Asylum seeker thought he was 'going to die' crossing English Channel in small boat
Speaking exclusively to ITV News Meridian, Ali tells Joe Coshan what it was like to cross the English Channel in a small boat
An Iranian asylum-seeker has revealed he thought he was going to die crossing the English Channel in a small boat, but admitted he would make the journey again just to find peace.
Known only as 'Ali' to protect his identity, he told us how he made the dangerous crossing to reach the UK last year, after attempts to settle in Greece and Germany failed.
In his first television interview, Ali revealed he was forced to flee his homeland in Iran as he faced persecution at the hands of the Iranian government, and said his life was in danger.
"I left Iran to travel to Greece, because of some religious issues that were caused by the government", Ali said.
"We don't have freedom of speech in Iran, so that made me escape."
Ali left Greece and travelled to Germany, where he spent nine months and then moved on to France, but he's admitted he didn't feel safe.
"I'm looking for somewhere to settle peacefully, and somewhere I can serve the community and society.
During his time in Calais, Ali paid a people smuggling gang €2,500 so he could cross the English Channel illegally in a small boat.
He paid a one off fee - which the group said would pay for unlimited crossing attempts - until he was able to reach the Kent coast.

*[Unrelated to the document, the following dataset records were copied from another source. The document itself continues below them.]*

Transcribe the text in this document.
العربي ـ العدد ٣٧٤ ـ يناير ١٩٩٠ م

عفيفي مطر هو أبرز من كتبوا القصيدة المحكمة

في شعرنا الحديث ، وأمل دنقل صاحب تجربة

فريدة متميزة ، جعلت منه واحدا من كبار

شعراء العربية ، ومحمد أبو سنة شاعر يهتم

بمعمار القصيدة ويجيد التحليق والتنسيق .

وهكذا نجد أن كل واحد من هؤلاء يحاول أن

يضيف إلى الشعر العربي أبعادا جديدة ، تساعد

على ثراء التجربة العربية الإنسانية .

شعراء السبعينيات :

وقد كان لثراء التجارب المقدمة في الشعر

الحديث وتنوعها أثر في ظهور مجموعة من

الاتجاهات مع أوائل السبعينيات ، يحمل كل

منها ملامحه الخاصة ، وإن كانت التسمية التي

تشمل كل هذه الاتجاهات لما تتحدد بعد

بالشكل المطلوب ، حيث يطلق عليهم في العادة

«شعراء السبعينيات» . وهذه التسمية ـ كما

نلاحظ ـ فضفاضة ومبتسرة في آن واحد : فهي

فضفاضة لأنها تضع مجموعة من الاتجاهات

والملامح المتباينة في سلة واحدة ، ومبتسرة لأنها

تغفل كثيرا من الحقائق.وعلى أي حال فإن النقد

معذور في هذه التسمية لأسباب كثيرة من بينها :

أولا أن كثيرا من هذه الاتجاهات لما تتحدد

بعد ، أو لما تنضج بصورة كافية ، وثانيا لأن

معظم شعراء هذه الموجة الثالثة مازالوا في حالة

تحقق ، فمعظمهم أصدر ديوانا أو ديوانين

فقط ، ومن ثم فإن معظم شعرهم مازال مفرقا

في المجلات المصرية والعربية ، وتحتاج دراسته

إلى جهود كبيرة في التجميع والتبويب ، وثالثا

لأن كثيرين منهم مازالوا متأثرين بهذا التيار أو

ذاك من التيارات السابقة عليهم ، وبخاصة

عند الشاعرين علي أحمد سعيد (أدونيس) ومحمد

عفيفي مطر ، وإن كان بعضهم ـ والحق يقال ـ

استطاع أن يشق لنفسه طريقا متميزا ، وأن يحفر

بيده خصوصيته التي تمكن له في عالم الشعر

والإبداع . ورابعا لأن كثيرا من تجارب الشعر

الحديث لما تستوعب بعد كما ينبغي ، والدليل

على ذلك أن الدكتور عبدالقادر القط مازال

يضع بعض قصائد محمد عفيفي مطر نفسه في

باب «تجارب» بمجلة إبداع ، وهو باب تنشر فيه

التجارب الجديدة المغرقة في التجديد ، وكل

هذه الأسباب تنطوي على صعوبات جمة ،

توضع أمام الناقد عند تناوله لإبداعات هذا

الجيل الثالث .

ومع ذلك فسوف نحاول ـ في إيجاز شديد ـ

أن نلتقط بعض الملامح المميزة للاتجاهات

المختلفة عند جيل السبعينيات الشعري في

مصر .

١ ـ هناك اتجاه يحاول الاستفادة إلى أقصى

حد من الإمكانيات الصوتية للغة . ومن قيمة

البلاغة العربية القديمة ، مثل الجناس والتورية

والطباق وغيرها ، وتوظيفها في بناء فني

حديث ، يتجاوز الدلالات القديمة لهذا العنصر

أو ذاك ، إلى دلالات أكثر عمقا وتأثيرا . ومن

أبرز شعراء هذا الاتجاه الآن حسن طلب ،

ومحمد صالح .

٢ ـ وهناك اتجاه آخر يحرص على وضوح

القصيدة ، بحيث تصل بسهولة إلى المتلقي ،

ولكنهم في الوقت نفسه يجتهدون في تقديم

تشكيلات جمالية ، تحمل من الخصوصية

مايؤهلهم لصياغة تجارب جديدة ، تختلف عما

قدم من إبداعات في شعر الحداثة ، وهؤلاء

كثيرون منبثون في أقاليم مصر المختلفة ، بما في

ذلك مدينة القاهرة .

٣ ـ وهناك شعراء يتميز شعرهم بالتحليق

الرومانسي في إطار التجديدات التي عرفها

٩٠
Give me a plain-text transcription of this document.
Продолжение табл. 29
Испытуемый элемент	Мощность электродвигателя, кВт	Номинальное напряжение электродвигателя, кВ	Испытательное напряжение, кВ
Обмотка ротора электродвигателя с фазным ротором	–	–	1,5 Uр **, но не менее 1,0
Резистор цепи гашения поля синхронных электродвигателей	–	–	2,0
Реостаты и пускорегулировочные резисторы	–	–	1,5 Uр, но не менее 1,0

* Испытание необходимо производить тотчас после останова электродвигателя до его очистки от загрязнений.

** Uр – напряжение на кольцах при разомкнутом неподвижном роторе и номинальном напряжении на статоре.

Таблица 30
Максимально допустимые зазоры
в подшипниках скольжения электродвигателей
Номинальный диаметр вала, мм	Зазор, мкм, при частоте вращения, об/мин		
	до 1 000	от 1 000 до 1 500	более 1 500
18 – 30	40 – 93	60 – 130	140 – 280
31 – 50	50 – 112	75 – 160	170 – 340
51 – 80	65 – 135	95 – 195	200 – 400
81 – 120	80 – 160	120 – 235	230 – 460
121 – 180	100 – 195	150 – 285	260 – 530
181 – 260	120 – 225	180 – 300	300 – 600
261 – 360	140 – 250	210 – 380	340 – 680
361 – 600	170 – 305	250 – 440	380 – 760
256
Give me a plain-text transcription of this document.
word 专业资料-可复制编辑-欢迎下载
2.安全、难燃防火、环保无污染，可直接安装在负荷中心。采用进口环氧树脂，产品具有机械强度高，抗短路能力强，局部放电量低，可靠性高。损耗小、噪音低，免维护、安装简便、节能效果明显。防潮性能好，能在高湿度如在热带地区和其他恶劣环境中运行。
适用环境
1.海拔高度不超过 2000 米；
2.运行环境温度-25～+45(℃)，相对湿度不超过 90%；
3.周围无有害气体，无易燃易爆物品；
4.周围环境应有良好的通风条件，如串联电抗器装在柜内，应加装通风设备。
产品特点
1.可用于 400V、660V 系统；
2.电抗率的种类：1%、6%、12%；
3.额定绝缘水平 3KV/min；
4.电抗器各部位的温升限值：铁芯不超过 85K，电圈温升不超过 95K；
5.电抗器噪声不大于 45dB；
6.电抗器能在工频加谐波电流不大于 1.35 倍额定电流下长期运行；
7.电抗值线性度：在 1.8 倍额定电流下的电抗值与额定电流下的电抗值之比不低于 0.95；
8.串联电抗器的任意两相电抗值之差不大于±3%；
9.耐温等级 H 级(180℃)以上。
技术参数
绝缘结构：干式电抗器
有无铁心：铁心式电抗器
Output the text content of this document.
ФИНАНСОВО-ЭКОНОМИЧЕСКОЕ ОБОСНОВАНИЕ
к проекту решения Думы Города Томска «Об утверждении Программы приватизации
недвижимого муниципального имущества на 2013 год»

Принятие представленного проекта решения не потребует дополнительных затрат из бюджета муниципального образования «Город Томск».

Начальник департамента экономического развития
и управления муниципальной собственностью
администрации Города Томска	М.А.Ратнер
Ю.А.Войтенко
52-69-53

Ali says the criminal smuggling gangs are exploiting migrants for business deals but says they are helping people
Ali said the group were left 'disappointed' when their first attempt failed as their boat ran out of fuel. "We thought we were going to die," he said.
"For seven hours we were in that situation.
"Finally we saw a ship and we all shouted and screamed. After an hour of circling round us, the French Coastguard came and took us back to the coast."
The group of 17 people made a second attempt to cross the Channel. They waited in a cottage in a forest until the smugglers gave them the green light and the water was calm enough.
The group, mostly made up of young men, were forced to dig the dinghy out from underground and inflate it, before carrying it to the coast to start their journey.
Describing what made him want to risk his life again, Ali said: "If I wanted to go back to my country - what would be waiting for me? A cruel government, and their welcome would be bullets.
"As an engineer - an educated guy, I gave myself a chance to save my life."
More than a year on from reaching Kent, Ali is still waiting for his asylum application to be processed by the Home Office.
But he said he feels 'guilty' that he isn't able to work and wants to apologise to taxpayers for not being able to contribute to society.
Ali says he 'wanted to apologise to taxpayers' for not being able to work and 'contribute to society' while he waits for his asylum application to be processed
The Home Secretary, Suella Braverman says she will precent modern slavery laws being "abused by people smugglers.
Under the plans, migrants "deliberately entering the UK illegally from a safe country should be swiftly returned to their home country or relocated to Rwanda".
She admitted the government's asylum plan to give asylum seekers who cross the Channel a one-way ticket to Rwanda needed some work though.
Speaking at a Conservative fringe event, the Home Secretary said it was her "dream" to have a Rwanda flight depart before Christmas.
During her speech at the Conservative Party Conference in Birmingham, she said: "It is not racist for anyone, ethnic minority or otherwise, to want to control our borders."
"I will look to bring forward legislation to make it clear that the only route to the UK is through a safe and legal route," she added.
“It’s right that we extend the hand of friendship to those in genuine need. This country has always done so. It did so for my father in the 1960s as a young man from Kenya. We have now welcomed hundreds of thousands of people fleeing Syria, Hong Kong, Afghanistan, and Ukraine.
“At the same time we should use our newfound control to deliver the kind of immigration that grows our economy, for example that helps projects that have stalled or builds relationships with our friends and allies."